After a careful evaluation using the RMSLE, Root Mean Squared Logarithmic Error, metric, along with the leaderboard score, three participants topped our leaderboard. Here, we are going to introduce you to the champions of this complex House Price Prediction Hackathon along with an understanding of their approach to solve the problem.
Winner 01: Shiv Kumar
A final year electrical engineering student from IIT Bhilai, Shiv Kumar’s area of interest is machine learning, deep learning, and artificial intelligence. Shiv Kumar believes in exploring his knowledge through machine learning competitions and hackathons on platforms like MachineHack, HackerEarth and more. Currently, Shiv is in his final year, and searching for a job in the field of artificial intelligence, and looking to gain industry experience while applying his knowledge.
To solve the House Price Prediction Challenge, Shiv leveraged feature engineering, which was the key to enter in the top ranks. “I did some data analysis and applied the same in the model,” said Shiv. “Ensembling and GBM can also give good results like LGBM, XGBoost and Adboost.”
Shiv combined all of them and managed to get a perfect result. Further, to get better results, he suggested that one can also leverage ‘addresses’ in the data, which plays a useful role in feature engineering and improves model accuracy.
Winner 02: Sunil Sanjay Hule
A computer science student, Sunil Hule began learning Python at the beginning of 2019 from ‘Automate The Boring Stuff With Python’ by AI Sweigart, which then introduced him to data structures leading him to the field of competitive programming. Though he didn’t achieve any podiums, he indeed gained a pretty good command over Python. Sunil learnt his machine learning, deep learning and artificial intelligence by browsing through Youtube videos along with Udemy’s machine learning courses.
While this was good, Sunil needed more for the advancement of his career. Amid COVID pandemic, Sunil signed up for mentorship, which turned out to be a huge advantage for his career. This led him to begin participating in machine learning hackathons to practice. Currently, Sunil is in his final years of engineering, with an experience of participating in over ten hackathons and completed over five projects. Along with that, Sunil has also started creating content online to help beginners with machine learning.
To accurately predict prices of the houses in the hackathon, Sunil started with exploratory data analysis with a brief look at the dataset. This involved hypothesis generation, hypothesis testing, exploring the dataset, and univariate and bivariate analysis. With this, Sunil was able to build a basic model. Once that’s done, Sunil leveraged the feature engineering process which helped in extracting features based on EDA as well as feature grouping. This included feature preprocessing, setting cross-validation strategy, hyperparameter tuning, and level 2 stacking and blending the predictions.
When asked about his experience at MachineHack, he said, “This was my first ever competition on MachineHack, and I really liked the community and diverse problem statements it features.”
Winner 03: Saurav Mishra
Saurav’s data science journey started with a few machine learning courses in college, which turned out to be enough to get him placed in this profile. However, after getting placed in a job, Saurav stopped learning and just waited to start the career.
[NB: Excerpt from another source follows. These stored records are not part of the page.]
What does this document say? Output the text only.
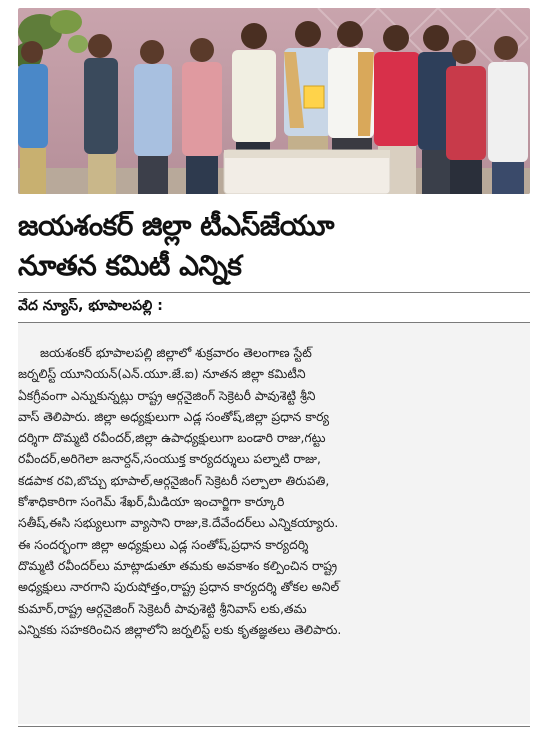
జయశంకర్ జిల్లా టీఎస్‌జేయూ
నూతన కమిటీ ఎన్నిక
వేద న్యూస్, భూపాలపల్లి :
జయశంకర్ భూపాలపల్లి జిల్లాలో శుక్రవారం తెలంగాణ స్టేట్
జర్నలిస్ట్ యూనియన్(ఎన్.యూ.జే.ఐ) నూతన జిల్లా కమిటీని
ఏకగ్రీవంగా ఎన్నుకున్నట్లు రాష్ట్ర ఆర్గనైజింగ్ సెక్రెటరీ పావుశెట్టి శ్రీని
వాస్ తెలిపారు. జిల్లా అధ్యక్షులుగా ఎడ్ల సంతోష్,జిల్లా ప్రధాన కార్య
దర్శిగా దొమ్మటి రవీందర్,జిల్లా ఉపాధ్యక్షులుగా బండారి రాజు,గట్టు
రవీందర్,అరిగెలా జనార్దన్,సంయుక్త కార్యదర్శులు పల్నాటి రాజు,
కడపాక రవి,బొచ్చు భూపాల్,ఆర్గనైజింగ్ సెక్రెటరీ సల్పాలా తిరుపతి,
కోశాధికారిగా సంగెమ్ శేఖర్,మీడియా ఇంచార్జిగా కార్కూరి
సతీష్,ఈసి సభ్యులుగా వ్యాసాని రాజు,కె.దేవేందర్‌లు ఎన్నికయ్యారు.
ఈ సందర్భంగా జిల్లా అధ్యక్షులు ఎడ్ల సంతోష్,ప్రధాన కార్యదర్శి
దొమ్మటి రవీందర్‌లు మాట్లాడుతూ తమకు అవకాశం కల్పించిన రాష్ట్ర
అధ్యక్షులు నారగాని పురుషోత్తం,రాష్ట్ర ప్రధాన కార్యదర్శి తోకల అనిల్
కుమార్,రాష్ట్ర ఆర్గనైజింగ్ సెక్రెటరీ పావుశెట్టి శ్రీనివాస్ లకు,తమ
ఎన్నికకు సహకరించిన జిల్లాలోని జర్నలిస్ట్ లకు కృతజ్ఞతలు తెలిపారు.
However, in July, this year, Saurav realised that his joining had been postponed till March 2021, due to COVID pandemic and this is what made him restart his learning process.
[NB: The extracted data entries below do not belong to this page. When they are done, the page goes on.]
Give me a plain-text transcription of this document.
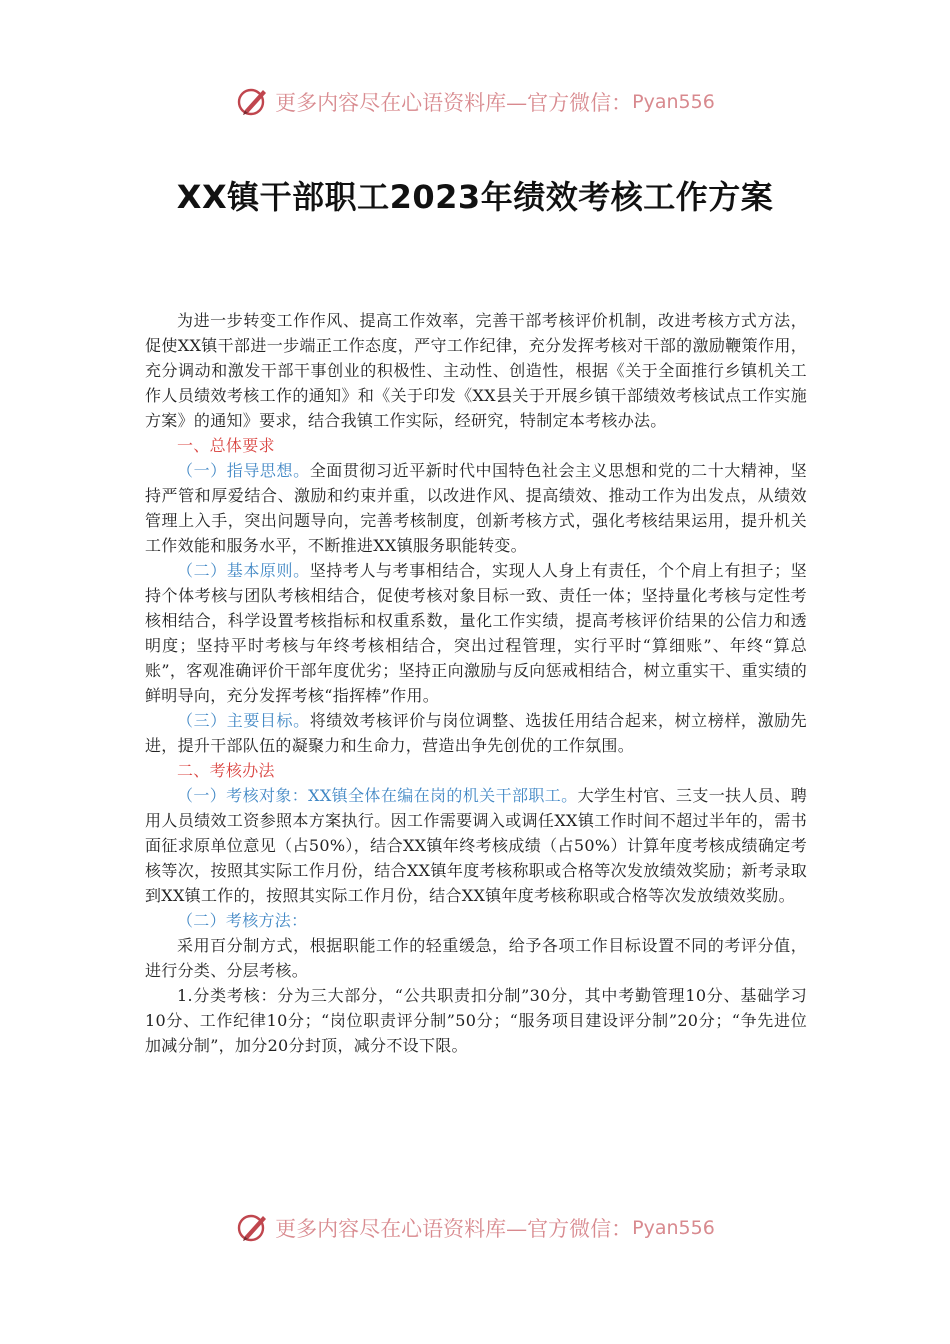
更多内容尽在心语资料库—官方微信： Pyan556
XX镇干部职工2023年绩效考核工作方案

为进一步转变工作作风、提高工作效率，完善干部考核评价机制，改进考核方式方法，促使XX镇干部进一步端正工作态度，严守工作纪律，充分发挥考核对干部的激励鞭策作用，充分调动和激发干部干事创业的积极性、主动性、创造性，根据《关于全面推行乡镇机关工作人员绩效考核工作的通知》和《关于印发《XX县关于开展乡镇干部绩效考核试点工作实施方案》的通知》要求，结合我镇工作实际，经研究，特制定本考核办法。

一、总体要求

（一）指导思想。全面贯彻习近平新时代中国特色社会主义思想和党的二十大精神，坚持严管和厚爱结合、激励和约束并重，以改进作风、提高绩效、推动工作为出发点，从绩效管理上入手，突出问题导向，完善考核制度，创新考核方式，强化考核结果运用，提升机关工作效能和服务水平，不断推进XX镇服务职能转变。

（二）基本原则。坚持考人与考事相结合，实现人人身上有责任，个个肩上有担子；坚持个体考核与团队考核相结合，促使考核对象目标一致、责任一体；坚持量化考核与定性考核相结合，科学设置考核指标和权重系数，量化工作实绩，提高考核评价结果的公信力和透明度；坚持平时考核与年终考核相结合，突出过程管理，实行平时“算细账”、年终“算总账”，客观准确评价干部年度优劣；坚持正向激励与反向惩戒相结合，树立重实干、重实绩的鲜明导向，充分发挥考核“指挥棒”作用。

（三）主要目标。将绩效考核评价与岗位调整、选拔任用结合起来，树立榜样，激励先进，提升干部队伍的凝聚力和生命力，营造出争先创优的工作氛围。

二、考核办法

（一）考核对象：XX镇全体在编在岗的机关干部职工。大学生村官、三支一扶人员、聘用人员绩效工资参照本方案执行。因工作需要调入或调任XX镇工作时间不超过半年的，需书面征求原单位意见（占50%），结合XX镇年终考核成绩（占50%）计算年度考核成绩确定考核等次，按照其实际工作月份，结合XX镇年度考核称职或合格等次发放绩效奖励；新考录取到XX镇工作的，按照其实际工作月份，结合XX镇年度考核称职或合格等次发放绩效奖励。

（二）考核方法：

采用百分制方式，根据职能工作的轻重缓急，给予各项工作目标设置不同的考评分值，进行分类、分层考核。

1.分类考核：分为三大部分，“公共职责扣分制”30分，其中考勤管理10分、基础学习10分、工作纪律10分；“岗位职责评分制”50分；“服务项目建设评分制”20分；“争先进位加减分制”，加分20分封顶，减分不设下限。

更多内容尽在心语资料库—官方微信： Pyan556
To start with, Saurav did some MOOC and grasped knowledge from some online blogs. With the help of his friend, Saurav got introduced to hackathons and competitions, which led to lengthy discussions on various methods and algorithms, and also provided in-depth knowledge to solve these complex problems. “I have only participated in five competitions so far, and I believe these competitions are the best way to learn,” said Saurav.
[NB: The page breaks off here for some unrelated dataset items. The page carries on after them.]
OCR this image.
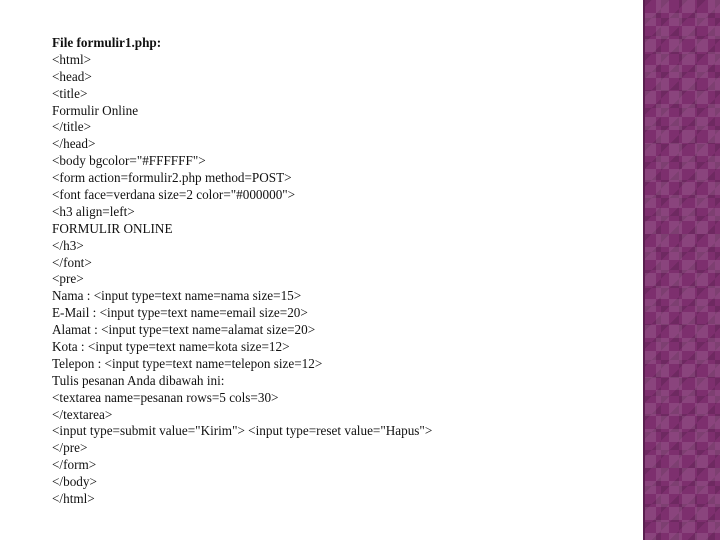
File formulir1.php:
<html>
<head>
<title>
Formulir Online
</title>
</head>
<body bgcolor="#FFFFFF">
<form action=formulir2.php method=POST>
<font face=verdana size=2 color="#000000">
<h3 align=left>
FORMULIR ONLINE
</h3>
</font>
<pre>
Nama : <input type=text name=nama size=15>
E-Mail : <input type=text name=email size=20>
Alamat : <input type=text name=alamat size=20>
Kota : <input type=text name=kota size=12>
Telepon : <input type=text name=telepon size=12>
Tulis pesanan Anda dibawah ini:
<textarea name=pesanan rows=5 cols=30>
</textarea>
<input type=submit value="Kirim"> <input type=reset value="Hapus">
</pre>
</form>
</body>
</html>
To solve this House Prediction problem, Saurav started with fundamental exploratory data analysis, and then removed duplicate rows from the training dataset and quickly built a baseline LGBM model. Once that’s done, Saurav moved to feature engineering, with which he was able to extract the city and locality information from the address column and created some more features using GroupBy on the city and locality information — these features improved the model’s performance. Finally, Saurav approached ensemble KFold of XGBoost, LGBM and CatBoost in order to get the final prediction.
This was Saurav’s first MachineHack competition and hopefully many more to come. “I liked the interface of MachineHack very much, and I believe this is a great place to apply and improve my machine learning skills,” said Saurav. “With such competitions, we also get to learn from top machine hackers through their published solutions and can even connect with them. Looking forward to more competitions.”